Querying Greek Texts in XML: Part 2

This is the second in a series on querying Greek texts with XQuery. Before you read this, you should consider reading Querying Greek Texts in XML: Part 1, which introduces simple queries on base texts. In this post, we introduce morphologies and syntax trees. In the next post, we will show some of the queries that can be done using treebank markup.

A note on XQuery and XML

First, a word on XQuery and XML. People in the digital humanities use various languages for exploring texts, and this tutorial is not designed to say that XQuery is the only tool to use. The author believes that learning both XQuery and a scripting language like Python is generally wise for people working with these texts, but many scholars will choose other tools. One advantage of XQuery for a tutorial like this is that it is very high level: If you choose to use another language rather than XQuery, this tutorial should still be useful for presenting the concepts. After the XQuery tutorial is done, there will also be a tutorial in Python.

Regardless of the languages you use for querying or programming, XML is one of the best formats for encoding texts. One XML format, the Text Encoding Initiative (TEI) is the most widely used format in digital humanities. XML provides good support for the kind of metadata people use in digital humanities, and almost all programming languages have libraries for working with XML. A future post will deal with formats for various kinds of data.

Now let’s continue the tutorial where we left off last time …

Morphologies and Syntax Trees

In Part 1, we queried the SBL Greek New Testament text. Here is an example of a verse in that format:

    
<p>
  <verse-number id="Matthew 5:4">4</verse-number>
  <w>μακάριοι</w>
  <suffix> </suffix>
  <w>οἱ</w>
  <suffix> </suffix>
  <w>πενθοῦντες</w>
  <suffix>,  </suffix>
  <w>ὅτι</w>
  <suffix> </suffix>
  <w>αὐτοὶ</w>
  <suffix> </suffix>
  <w>παρακληθήσονται</w>
  <suffix>.  </suffix>
</p>

In this part of the tutorial, we need morphology and syntax. We will use the MorphGNT morphology. The morphology provides information on individual words, such as voice, tense, mood, person, number, and case, plus the dictionary form. MorphGNT is a high quality morphology, and is widely used.

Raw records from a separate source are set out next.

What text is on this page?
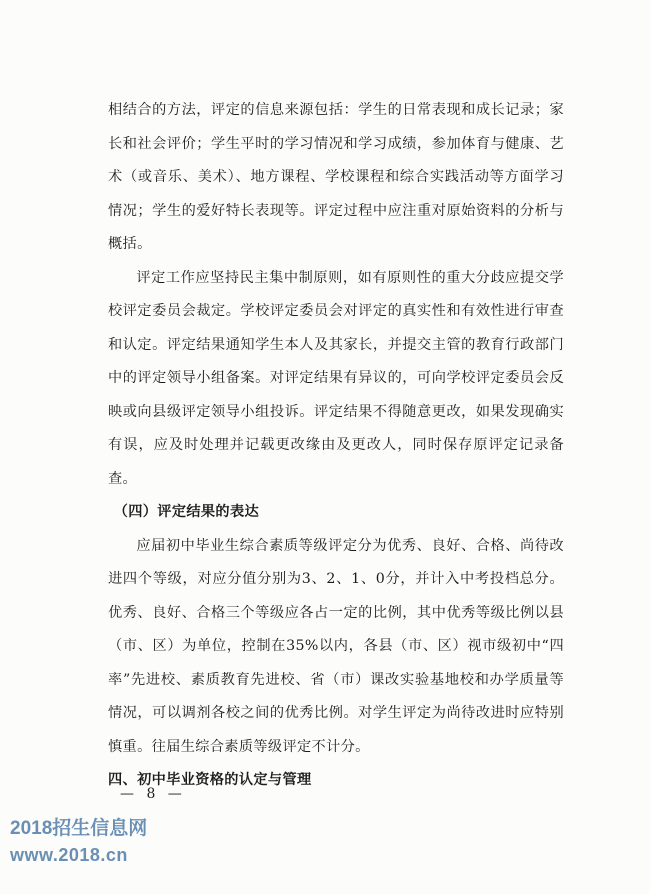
相结合的方法，评定的信息来源包括：学生的日常表现和成长记录；家长和社会评价；学生平时的学习情况和学习成绩，参加体育与健康、艺术（或音乐、美术）、地方课程、学校课程和综合实践活动等方面学习情况；学生的爱好特长表现等。评定过程中应注重对原始资料的分析与概括。

评定工作应坚持民主集中制原则，如有原则性的重大分歧应提交学校评定委员会裁定。学校评定委员会对评定的真实性和有效性进行审查和认定。评定结果通知学生本人及其家长，并提交主管的教育行政部门中的评定领导小组备案。对评定结果有异议的，可向学校评定委员会反映或向县级评定领导小组投诉。评定结果不得随意更改，如果发现确实有误，应及时处理并记载更改缘由及更改人，同时保存原评定记录备查。

（四）评定结果的表达

应届初中毕业生综合素质等级评定分为优秀、良好、合格、尚待改进四个等级，对应分值分别为3、2、1、0分，并计入中考投档总分。优秀、良好、合格三个等级应各占一定的比例，其中优秀等级比例以县（市、区）为单位，控制在35%以内，各县（市、区）视市级初中“四率”先进校、素质教育先进校、省（市）课改实验基地校和办学质量等情况，可以调剂各校之间的优秀比例。对学生评定为尚待改进时应特别慎重。往届生综合素质等级评定不计分。

四、初中毕业资格的认定与管理

— 8 —
2018招生信息网
www.2018.cn
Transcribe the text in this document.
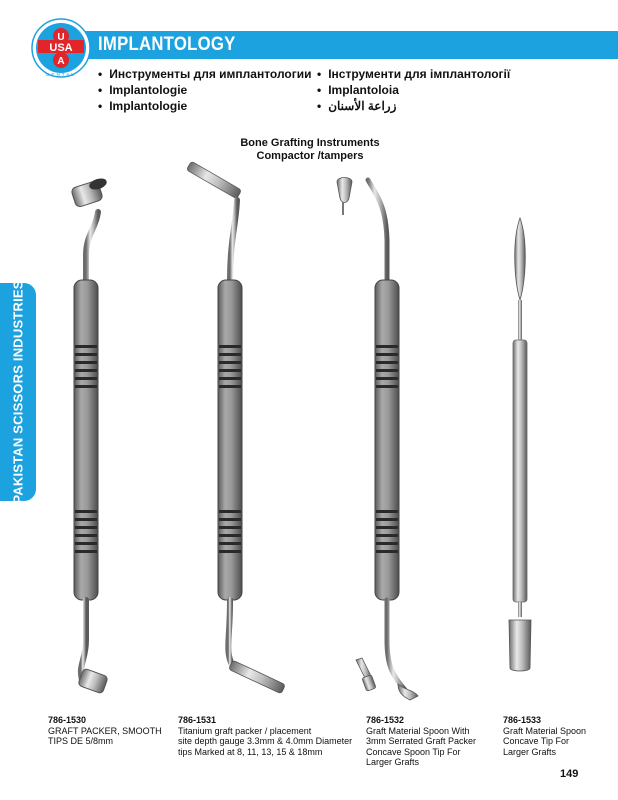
IMPLANTOLOGY
U
USA
A
DENTAL
PAKISTAN SCISSORS INDUSTRIES
• Инструменты для имплантологии
• Implantologie
• Implantologie
• Інструменти для імплантології
• Implantoloia
• زراعة الأسنان
Bone Grafting Instruments
Compactor /tampers
786-1530
GRAFT PACKER, SMOOTH
TIPS DE 5/8mm
786-1531
Titanium graft packer / placement
site depth gauge 3.3mm & 4.0mm Diameter
tips Marked at 8, 11, 13, 15 & 18mm
786-1532
Graft Material Spoon With
3mm Serrated Graft Packer
Concave Spoon Tip For
Larger Grafts
786-1533
Graft Material Spoon
Concave Tip For
Larger Grafts
149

For this verse, it looks like this:

010504 A- ----NPM- μακάριοι μακάριοι μακάριοι μακάριος
010504 RA ----NPM- οἱ οἱ οἱ ὁ
010504 V- -PAPNPM- πενθοῦντες, πενθοῦντες πενθοῦντες πενθέω
010504 C- -------- ὅτι ὅτι ὅτι ὅτι
010504 RP ----NPM- αὐτοὶ αὐτοὶ αὐτοί αὐτός
010504 V- 3FPI-P-- παρακληθήσονται. παρακληθήσονται παρακληθήσονται παρακαλέω
010505 A- ----NPM- μακάριοι μακάριοι μακάριοι μακάριος
010505 RA ----NPM- οἱ οἱ οἱ ὁ
010505 A- ----NPM- πραεῖς, πραεῖς πραεῖς πραΰς
010505 C- -------- ὅτι ὅτι ὅτι ὅτι
010505 RP ----NPM- αὐτοὶ αὐτοὶ αὐτοί αὐτός
010505 V- 3FAI-P-- κληρονομήσουσι κληρονομήσουσι κληρονομήσουσι(ν) κληρονομέω
010505 RA ----ASF- τὴν τὴν τήν ὁ
010505 N- ----ASF- γῆν. γῆν γῆν γῆ

That’s not XML, and we can get the same information in an XML treebank. The main treebanks for biblical Greek ( Global Bible Initiative, Lowfat, PROIEL) all use morphology done by James Tauber and Ulrik Sandborg-Petersen, the brains behind MorphGNT (so do most Bible software programs).

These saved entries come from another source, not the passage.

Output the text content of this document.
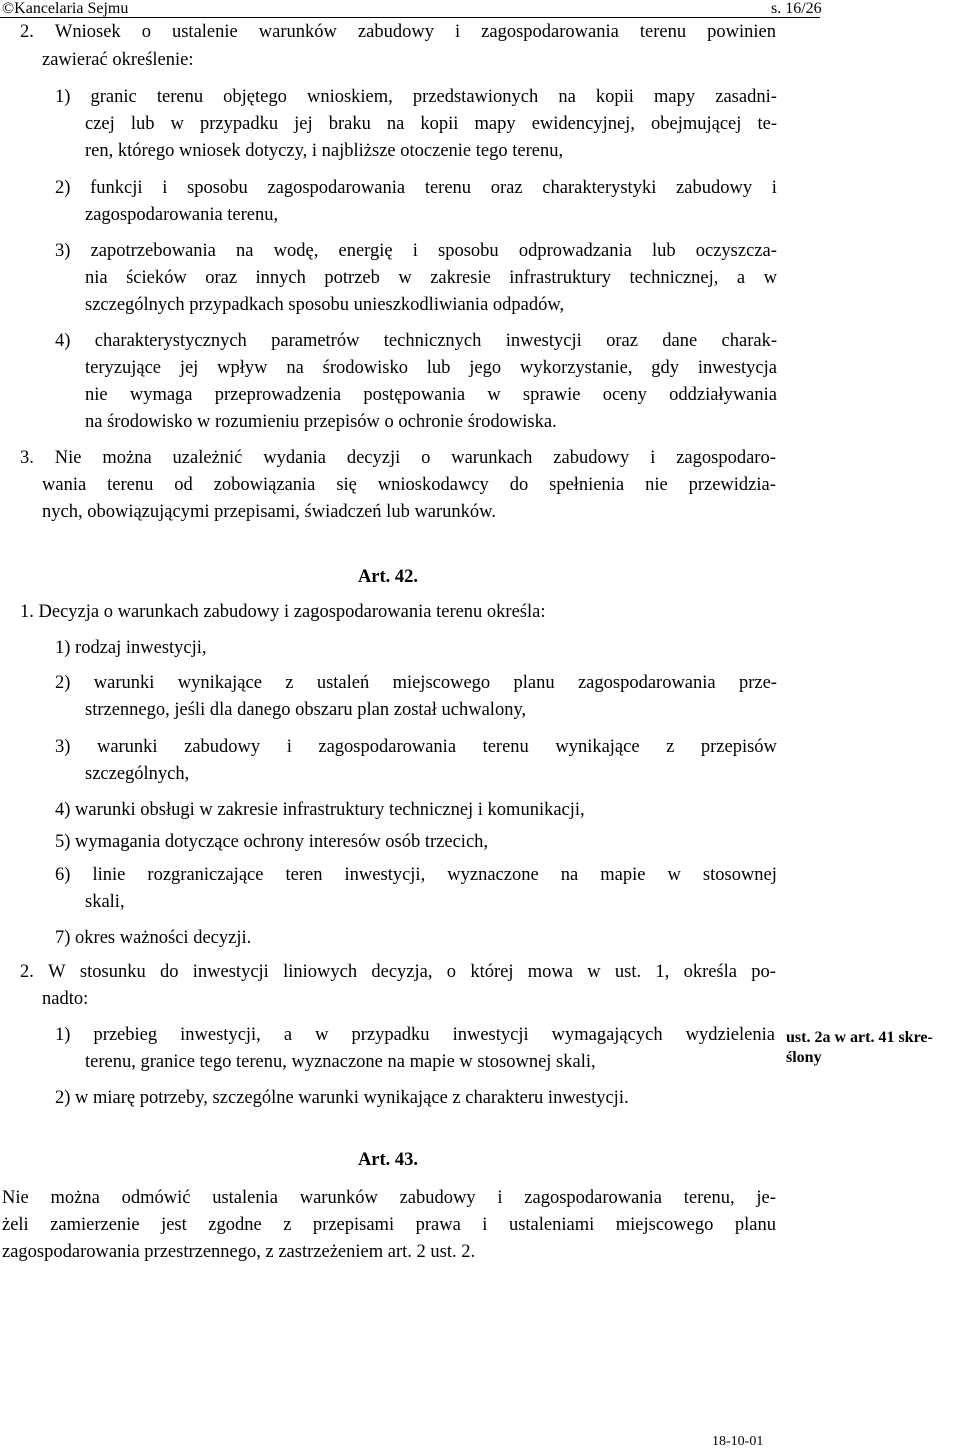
©Kancelaria Sejmu	s. 16/26
2. Wniosek o ustalenie warunków zabudowy i zagospodarowania terenu powinien
zawierać określenie:
1) granic terenu objętego wnioskiem, przedstawionych na kopii mapy zasadni-
czej lub w przypadku jej braku na kopii mapy ewidencyjnej, obejmującej te-
ren, którego wniosek dotyczy, i najbliższe otoczenie tego terenu,
2) funkcji i sposobu zagospodarowania terenu oraz charakterystyki zabudowy i
zagospodarowania terenu,
3) zapotrzebowania na wodę, energię i sposobu odprowadzania lub oczyszcza-
nia ścieków oraz innych potrzeb w zakresie infrastruktury technicznej, a w
szczególnych przypadkach sposobu unieszkodliwiania odpadów,
4) charakterystycznych parametrów technicznych inwestycji oraz dane charak-
teryzujące jej wpływ na środowisko lub jego wykorzystanie, gdy inwestycja
nie wymaga przeprowadzenia postępowania w sprawie oceny oddziaływania
na środowisko w rozumieniu przepisów o ochronie środowiska.
3. Nie można uzależnić wydania decyzji o warunkach zabudowy i zagospodaro-
wania terenu od zobowiązania się wnioskodawcy do spełnienia nie przewidzia-
nych, obowiązującymi przepisami, świadczeń lub warunków.
1. Decyzja o warunkach zabudowy i zagospodarowania terenu określa:
1) rodzaj inwestycji,
2) warunki wynikające z ustaleń miejscowego planu zagospodarowania prze-
strzennego, jeśli dla danego obszaru plan został uchwalony,
3) warunki zabudowy i zagospodarowania terenu wynikające z przepisów
szczególnych,
4) warunki obsługi w zakresie infrastruktury technicznej i komunikacji,
5) wymagania dotyczące ochrony interesów osób trzecich,
6) linie rozgraniczające teren inwestycji, wyznaczone na mapie w stosownej
skali,
7) okres ważności decyzji.
2. W stosunku do inwestycji liniowych decyzja, o której mowa w ust. 1, określa po-
nadto:
1) przebieg inwestycji, a w przypadku inwestycji wymagających wydzielenia
terenu, granice tego terenu, wyznaczone na mapie w stosownej skali,
2) w miarę potrzeby, szczególne warunki wynikające z charakteru inwestycji.
Nie można odmówić ustalenia warunków zabudowy i zagospodarowania terenu, je-
żeli zamierzenie jest zgodne z przepisami prawa i ustaleniami miejscowego planu
zagospodarowania przestrzennego, z zastrzeżeniem art. 2 ust. 2.
Art. 42.
Art. 43.
ust. 2a w art. 41 skre-
ślony
18-10-01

For this tutorial, a treebank is more convenient. A syntax tree describes the relationships among the words of a sentence. There are different kinds of syntax trees, they describe different kinds of relationships, and they describe these relationships in different ways. Let’s look at three different treebanks:

Lowfat

The Lowfat treebanks define sentences in terms of words (w elements) and word groups (wg elements). The class attributes for a word identify the kind of word that it is, e.g. a noun, a verb, a determiner, or an adjective. The class attributes for a word group identify the kind of word group it is, e.g. a clause, a noun phrase, or a prepositional phrase. The role attributes for either a word or a word group identify the role of the node with respect to the main verb, e.g. subject, object, indirect object, or adverbial. Like the other two treebank formats, the morphology data from MorphGNT has been incorporated into the treebank.

   <sentence>
      <cite>Mat5:4:1-5:4:6</cite>
      <wg nodeId="400050040010060" class="cl" role="s">
         <wg nodeId="400050040010030" class="cl" head="true">
            <w morphId="40005004001" class="adj" role="p" head="true" 
               lemma="μακάριος"
               case="nominative"
               gender="masculine"
               number="plural">μακάριοι</w>
            <wg nodeId="400050040020020" class="np" role="s">
               <w morphId="40005004002" class="det" 
                  lemma="ὁ" 
                  case="nominative"
                  gender="masculine"
                  number="plural">οἱ</w>
               <w morphId="40005004003" class="verb" head="true" 
                  lemma="πενθέω" 
                  tense="present"
                  voice="active"
                  mood="participle"
                  case="nominative"
                  gender="masculine"
                  number="plural">πενθοῦντες,</w>
               <pu>,</pu>
            </wg>
         </wg>
         <wg nodeId="400050040040030" class="cl">
            <w morphId="40005004004" class="conj" lemma="ὅτι">ὅτι</w>
            <wg nodeId="400050040050020" class="cl">
               <w morphId="40005004005" class="pron" role="s" 
                  lemma="αὐτός" 
                  case="nominative"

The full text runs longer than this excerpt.